I remember being strapped into the station wagon, on dark, rainy evenings. There is a certain quality to the Lowcountry dark that I haven’t seen in other places I’ve lived. It isn’t every night, but sometimes if the conditions are right, the trees and ground seem to absorb any ambient light; even headlights do little good. Twenty years ago highway 78 between Baptist College* and College Park road was a narrow, lonely stretch of road. There was very little between I-26 and Ladson Bait and Tackle. I remember the trees pressing in on the road and not being able to see far into the swamp. This was a place monsters could lurk, we were on their turf.

My sisters and I must have been misbehaving one evening, as we travelled that stretch of road. My mother pointed to an abandoned car, “Hey girls, do you see that car?”

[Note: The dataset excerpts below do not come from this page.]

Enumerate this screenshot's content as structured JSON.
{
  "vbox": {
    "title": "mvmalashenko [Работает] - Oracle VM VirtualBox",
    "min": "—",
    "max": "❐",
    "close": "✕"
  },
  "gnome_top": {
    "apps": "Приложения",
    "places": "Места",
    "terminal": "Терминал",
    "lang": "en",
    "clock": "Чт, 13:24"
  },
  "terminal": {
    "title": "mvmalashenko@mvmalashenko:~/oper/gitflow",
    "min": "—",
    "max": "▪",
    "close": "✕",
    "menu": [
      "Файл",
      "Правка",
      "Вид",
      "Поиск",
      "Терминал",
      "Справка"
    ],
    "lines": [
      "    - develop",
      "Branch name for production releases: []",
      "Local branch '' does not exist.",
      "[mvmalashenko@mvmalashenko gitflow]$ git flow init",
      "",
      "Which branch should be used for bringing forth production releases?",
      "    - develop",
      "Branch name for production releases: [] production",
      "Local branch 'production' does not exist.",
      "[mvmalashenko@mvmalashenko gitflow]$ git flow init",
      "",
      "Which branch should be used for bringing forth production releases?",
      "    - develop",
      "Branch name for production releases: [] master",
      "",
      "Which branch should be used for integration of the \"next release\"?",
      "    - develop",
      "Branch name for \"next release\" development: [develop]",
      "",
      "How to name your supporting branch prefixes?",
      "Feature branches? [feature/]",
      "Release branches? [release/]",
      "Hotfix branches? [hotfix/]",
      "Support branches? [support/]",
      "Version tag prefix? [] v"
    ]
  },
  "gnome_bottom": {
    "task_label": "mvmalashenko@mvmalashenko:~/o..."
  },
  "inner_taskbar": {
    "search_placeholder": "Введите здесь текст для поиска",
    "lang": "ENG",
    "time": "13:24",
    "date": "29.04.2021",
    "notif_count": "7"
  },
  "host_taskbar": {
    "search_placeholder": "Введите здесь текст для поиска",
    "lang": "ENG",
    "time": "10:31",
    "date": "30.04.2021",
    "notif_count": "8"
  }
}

“Yes,” we saw it, it was just a car.

“That car belongs to parents of bad kids. They finally had enough. They parked the car and went for a walk, leaving the kids inside. While they were gone, the swamp monster came up out of the swamp and sucked the kids through the cracks in the windows. Their seatbelts are still buckled.” At this point my dad would start to pull the car over. We pretended it didn’t bother us; we were tough. The truth was, each of us had the image of our seatbelts buckled and empty seared into our minds. We were quiet the rest of the way home.

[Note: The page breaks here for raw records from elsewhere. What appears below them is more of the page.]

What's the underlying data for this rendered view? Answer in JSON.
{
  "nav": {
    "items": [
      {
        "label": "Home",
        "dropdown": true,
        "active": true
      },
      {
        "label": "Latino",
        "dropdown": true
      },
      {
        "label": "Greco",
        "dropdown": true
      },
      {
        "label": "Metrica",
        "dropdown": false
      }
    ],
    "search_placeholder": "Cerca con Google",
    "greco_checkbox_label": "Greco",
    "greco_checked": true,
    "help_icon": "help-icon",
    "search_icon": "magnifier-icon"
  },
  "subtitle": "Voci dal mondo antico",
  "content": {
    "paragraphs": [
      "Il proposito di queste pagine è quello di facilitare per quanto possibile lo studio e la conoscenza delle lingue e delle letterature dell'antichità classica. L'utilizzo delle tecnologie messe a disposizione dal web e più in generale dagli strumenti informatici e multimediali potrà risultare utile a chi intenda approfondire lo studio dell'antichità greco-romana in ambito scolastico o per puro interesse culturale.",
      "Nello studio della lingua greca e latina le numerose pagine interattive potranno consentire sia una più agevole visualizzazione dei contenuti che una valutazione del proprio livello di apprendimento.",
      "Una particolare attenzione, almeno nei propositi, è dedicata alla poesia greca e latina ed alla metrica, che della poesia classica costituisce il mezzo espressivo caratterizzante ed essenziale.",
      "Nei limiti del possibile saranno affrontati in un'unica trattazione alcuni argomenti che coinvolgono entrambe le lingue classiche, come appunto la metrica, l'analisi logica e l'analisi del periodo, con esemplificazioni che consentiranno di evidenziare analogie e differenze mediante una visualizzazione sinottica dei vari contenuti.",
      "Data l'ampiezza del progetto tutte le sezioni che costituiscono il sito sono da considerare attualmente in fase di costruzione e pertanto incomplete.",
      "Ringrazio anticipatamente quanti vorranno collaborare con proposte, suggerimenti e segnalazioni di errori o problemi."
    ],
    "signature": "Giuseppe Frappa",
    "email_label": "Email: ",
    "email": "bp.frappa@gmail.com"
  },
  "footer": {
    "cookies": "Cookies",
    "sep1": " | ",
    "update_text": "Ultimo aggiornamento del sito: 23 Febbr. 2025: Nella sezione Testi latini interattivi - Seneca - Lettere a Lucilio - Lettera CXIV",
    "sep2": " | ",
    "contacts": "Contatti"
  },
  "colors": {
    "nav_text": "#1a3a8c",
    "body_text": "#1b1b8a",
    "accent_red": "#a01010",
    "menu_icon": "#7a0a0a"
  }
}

On occasion, one or both of our parents would run into the grocery store, leaving us in the car to wait. It was a different time and things like that were OK. This was just fine during daylight hours, but at night we would beg for them to park under a street lamp. My parents thought it was so we could see to read or play. They had no idea that we were all terrified of the dark recesses of the parking lot. We just knew that we’d been bad. They were going for a walk and even our seatbelts couldn’t save us.

They had no idea that the swamp monster was alive and well in our, three private panic attacks. My mom has since apologized. According to her, she had no idea we were scared.

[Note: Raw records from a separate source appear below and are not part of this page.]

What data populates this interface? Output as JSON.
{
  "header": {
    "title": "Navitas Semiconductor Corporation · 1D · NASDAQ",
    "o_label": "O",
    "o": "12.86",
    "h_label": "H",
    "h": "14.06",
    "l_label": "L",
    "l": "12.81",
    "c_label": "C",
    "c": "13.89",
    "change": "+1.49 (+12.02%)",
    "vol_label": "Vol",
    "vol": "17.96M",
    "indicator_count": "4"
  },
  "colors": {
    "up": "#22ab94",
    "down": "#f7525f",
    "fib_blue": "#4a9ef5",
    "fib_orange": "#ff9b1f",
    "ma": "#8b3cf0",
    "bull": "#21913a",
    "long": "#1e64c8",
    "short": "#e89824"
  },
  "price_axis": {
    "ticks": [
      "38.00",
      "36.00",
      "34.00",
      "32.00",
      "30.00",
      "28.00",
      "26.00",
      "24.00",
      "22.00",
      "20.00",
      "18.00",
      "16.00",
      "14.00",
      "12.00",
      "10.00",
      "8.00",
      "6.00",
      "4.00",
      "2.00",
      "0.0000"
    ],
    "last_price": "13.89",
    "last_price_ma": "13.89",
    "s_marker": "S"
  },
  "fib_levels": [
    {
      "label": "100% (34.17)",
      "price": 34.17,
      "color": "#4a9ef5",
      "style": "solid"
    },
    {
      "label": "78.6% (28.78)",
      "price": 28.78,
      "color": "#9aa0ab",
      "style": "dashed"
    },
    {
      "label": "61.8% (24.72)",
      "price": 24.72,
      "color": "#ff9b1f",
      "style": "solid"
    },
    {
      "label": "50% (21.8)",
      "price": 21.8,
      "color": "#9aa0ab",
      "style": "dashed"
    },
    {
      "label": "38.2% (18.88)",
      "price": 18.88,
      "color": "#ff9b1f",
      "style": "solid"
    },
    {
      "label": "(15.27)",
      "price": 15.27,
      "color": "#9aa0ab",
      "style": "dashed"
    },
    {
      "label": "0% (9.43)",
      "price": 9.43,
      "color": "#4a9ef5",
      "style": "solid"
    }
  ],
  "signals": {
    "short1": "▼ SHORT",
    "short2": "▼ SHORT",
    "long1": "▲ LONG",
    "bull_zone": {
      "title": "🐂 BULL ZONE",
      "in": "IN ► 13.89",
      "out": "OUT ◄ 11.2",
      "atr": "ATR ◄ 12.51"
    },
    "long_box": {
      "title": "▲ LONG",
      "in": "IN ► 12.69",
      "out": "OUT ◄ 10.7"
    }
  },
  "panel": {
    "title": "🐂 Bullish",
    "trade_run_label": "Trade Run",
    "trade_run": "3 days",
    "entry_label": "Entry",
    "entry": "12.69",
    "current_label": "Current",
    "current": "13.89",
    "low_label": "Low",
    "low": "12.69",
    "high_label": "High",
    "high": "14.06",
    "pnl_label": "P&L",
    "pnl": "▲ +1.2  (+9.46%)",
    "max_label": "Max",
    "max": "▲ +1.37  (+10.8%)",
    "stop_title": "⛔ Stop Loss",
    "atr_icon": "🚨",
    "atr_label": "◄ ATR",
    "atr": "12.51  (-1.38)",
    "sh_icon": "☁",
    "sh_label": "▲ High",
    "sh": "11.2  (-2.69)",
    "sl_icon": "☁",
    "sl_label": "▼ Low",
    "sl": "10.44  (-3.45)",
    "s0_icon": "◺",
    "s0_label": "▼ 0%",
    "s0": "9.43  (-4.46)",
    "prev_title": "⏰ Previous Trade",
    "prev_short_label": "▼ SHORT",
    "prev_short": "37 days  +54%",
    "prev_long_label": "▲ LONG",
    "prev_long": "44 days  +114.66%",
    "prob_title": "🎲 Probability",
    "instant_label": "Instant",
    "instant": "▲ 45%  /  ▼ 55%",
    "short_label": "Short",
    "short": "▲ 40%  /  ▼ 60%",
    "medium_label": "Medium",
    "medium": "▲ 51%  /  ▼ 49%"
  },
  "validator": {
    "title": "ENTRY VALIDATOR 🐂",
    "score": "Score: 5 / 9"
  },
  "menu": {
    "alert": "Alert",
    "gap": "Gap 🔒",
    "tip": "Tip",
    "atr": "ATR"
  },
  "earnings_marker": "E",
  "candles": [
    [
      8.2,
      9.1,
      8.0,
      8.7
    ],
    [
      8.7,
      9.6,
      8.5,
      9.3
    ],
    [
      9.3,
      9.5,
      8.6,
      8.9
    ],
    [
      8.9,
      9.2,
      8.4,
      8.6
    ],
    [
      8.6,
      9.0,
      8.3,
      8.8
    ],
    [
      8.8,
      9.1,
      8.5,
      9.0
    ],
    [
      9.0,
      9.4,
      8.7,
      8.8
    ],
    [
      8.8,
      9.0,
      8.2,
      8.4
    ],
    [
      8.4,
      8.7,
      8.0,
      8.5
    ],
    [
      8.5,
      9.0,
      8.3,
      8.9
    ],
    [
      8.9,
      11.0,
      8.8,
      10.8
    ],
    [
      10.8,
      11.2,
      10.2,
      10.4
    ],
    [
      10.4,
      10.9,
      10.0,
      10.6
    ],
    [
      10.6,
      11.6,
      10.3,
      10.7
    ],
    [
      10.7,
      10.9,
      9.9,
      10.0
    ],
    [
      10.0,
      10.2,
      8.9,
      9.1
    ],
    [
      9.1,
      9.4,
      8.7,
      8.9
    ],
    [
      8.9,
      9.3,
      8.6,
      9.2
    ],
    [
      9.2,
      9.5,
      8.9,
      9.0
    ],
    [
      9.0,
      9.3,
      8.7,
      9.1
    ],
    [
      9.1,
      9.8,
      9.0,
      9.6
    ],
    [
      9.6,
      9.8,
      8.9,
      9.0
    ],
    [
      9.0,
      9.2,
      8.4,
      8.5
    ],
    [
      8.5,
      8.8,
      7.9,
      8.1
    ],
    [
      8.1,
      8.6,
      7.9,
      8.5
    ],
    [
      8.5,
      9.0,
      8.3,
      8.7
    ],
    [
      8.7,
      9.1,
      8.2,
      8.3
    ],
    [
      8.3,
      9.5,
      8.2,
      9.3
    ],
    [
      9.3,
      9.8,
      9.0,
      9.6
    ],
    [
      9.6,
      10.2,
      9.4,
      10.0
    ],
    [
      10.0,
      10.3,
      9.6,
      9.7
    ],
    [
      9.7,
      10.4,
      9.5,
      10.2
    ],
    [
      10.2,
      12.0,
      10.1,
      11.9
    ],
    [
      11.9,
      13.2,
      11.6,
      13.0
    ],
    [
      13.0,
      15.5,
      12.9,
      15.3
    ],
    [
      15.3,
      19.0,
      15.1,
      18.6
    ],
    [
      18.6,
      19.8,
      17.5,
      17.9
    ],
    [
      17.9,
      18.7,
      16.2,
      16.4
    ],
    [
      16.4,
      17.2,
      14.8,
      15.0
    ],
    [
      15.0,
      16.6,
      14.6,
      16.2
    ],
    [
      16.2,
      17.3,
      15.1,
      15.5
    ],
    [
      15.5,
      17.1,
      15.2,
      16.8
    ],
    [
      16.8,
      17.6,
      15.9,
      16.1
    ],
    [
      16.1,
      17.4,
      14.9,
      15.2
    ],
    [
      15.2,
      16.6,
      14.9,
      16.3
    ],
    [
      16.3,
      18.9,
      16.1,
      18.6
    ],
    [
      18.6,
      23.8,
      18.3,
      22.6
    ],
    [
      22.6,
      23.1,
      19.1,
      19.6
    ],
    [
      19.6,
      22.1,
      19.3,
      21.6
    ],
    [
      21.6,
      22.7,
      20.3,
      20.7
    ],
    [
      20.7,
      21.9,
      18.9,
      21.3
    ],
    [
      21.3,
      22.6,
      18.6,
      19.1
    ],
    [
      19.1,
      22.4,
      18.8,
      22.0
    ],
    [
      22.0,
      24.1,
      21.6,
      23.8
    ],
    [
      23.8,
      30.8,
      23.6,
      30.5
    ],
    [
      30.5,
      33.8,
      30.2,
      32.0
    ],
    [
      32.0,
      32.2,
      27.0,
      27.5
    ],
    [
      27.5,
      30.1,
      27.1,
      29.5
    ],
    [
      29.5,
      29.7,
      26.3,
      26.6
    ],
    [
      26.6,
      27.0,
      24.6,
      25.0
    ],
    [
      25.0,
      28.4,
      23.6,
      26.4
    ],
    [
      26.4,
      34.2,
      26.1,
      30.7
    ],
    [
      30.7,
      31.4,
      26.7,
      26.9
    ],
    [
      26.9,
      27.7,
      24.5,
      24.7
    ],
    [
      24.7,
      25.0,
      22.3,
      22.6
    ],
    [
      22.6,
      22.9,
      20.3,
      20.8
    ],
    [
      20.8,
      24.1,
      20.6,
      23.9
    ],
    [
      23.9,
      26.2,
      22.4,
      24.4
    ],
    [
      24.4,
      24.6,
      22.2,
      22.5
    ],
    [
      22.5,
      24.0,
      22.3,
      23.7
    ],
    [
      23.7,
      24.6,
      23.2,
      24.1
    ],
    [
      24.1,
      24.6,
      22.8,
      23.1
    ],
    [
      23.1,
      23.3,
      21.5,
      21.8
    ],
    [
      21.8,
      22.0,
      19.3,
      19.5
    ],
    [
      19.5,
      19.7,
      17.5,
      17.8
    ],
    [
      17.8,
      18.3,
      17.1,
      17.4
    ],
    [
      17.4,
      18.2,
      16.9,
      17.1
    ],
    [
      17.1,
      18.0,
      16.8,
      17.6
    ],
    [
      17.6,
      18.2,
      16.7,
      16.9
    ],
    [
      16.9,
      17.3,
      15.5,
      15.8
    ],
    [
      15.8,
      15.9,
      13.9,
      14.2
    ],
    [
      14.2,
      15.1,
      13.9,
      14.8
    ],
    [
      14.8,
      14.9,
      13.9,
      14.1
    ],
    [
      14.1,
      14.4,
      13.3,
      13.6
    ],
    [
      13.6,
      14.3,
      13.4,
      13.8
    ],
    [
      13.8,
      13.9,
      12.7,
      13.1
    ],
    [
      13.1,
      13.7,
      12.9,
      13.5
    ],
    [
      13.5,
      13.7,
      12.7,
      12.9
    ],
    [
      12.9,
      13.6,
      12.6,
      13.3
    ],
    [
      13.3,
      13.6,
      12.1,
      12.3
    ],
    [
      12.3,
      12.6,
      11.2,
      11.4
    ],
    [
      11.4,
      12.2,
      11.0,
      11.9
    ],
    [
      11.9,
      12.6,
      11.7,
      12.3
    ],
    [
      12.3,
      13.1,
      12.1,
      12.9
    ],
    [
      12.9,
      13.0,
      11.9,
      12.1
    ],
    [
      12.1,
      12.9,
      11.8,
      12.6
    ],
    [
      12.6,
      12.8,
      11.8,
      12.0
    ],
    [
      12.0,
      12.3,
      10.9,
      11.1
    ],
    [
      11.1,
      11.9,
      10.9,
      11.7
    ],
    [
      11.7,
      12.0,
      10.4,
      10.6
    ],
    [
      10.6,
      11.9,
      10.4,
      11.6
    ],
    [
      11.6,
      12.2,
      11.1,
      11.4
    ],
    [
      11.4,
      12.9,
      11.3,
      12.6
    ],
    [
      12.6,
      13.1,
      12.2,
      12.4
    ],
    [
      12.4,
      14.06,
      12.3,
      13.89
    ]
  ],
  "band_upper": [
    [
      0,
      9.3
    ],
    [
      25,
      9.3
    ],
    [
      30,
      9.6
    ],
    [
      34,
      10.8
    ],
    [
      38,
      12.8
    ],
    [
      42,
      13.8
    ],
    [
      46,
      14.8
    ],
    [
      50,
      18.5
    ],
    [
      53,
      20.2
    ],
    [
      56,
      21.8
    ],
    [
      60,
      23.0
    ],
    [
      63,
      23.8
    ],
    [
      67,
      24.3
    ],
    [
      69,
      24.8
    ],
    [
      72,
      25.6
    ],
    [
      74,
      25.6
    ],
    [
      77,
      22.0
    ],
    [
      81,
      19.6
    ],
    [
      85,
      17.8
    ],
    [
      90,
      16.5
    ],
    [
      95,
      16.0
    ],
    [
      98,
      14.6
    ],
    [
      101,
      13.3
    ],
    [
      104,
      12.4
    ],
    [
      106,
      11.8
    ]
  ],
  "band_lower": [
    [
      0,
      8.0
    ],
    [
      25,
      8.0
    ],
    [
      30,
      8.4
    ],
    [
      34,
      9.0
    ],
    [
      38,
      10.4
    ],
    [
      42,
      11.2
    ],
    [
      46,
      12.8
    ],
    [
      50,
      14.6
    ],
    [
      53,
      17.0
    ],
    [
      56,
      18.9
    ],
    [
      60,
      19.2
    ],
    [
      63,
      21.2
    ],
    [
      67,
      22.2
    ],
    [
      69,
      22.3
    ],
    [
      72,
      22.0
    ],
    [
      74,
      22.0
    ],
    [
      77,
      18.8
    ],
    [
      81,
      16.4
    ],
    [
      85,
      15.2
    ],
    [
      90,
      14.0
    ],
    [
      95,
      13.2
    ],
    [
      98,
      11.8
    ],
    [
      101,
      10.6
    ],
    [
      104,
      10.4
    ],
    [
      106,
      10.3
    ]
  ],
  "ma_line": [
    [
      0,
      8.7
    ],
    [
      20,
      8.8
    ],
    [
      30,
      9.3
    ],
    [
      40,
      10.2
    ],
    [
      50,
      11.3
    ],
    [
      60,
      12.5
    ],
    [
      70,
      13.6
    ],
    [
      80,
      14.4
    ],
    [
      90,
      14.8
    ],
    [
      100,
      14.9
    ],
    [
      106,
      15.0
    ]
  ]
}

Twenty years have passed and I still drive highway 78. Now, living on the other side of town, I have few occsions to travel that section at night. Somehow, being four lanes with a large center median, I doubt the swamp monster still haunts the area. I suppose he, like my other childhood fears has had to move to new haunts, maybe he’s moved out by Cordesville, it still gets dark enough out there.

*Baptist College is now the more politically correct Charleston Southern.

1 comment so far ↓

#1 Charlie on 05.01.06 at 5:41 pm

It’s funny the little things from childhood that scar us. I used to think that pineapple rings could sting you. When I was 4, I got a splinter in the palm of my hand, and then somebody a few minutes later handed me a pineapple ring. Obviously, it was the acidic content in the open wound that was the problem, and not the fruit itself, but for years, I wouldn’t eat them.

Anyway. I love the “All consuming” feature on your sidebar. I’m totally adding that to my blog when I get a few free minutes.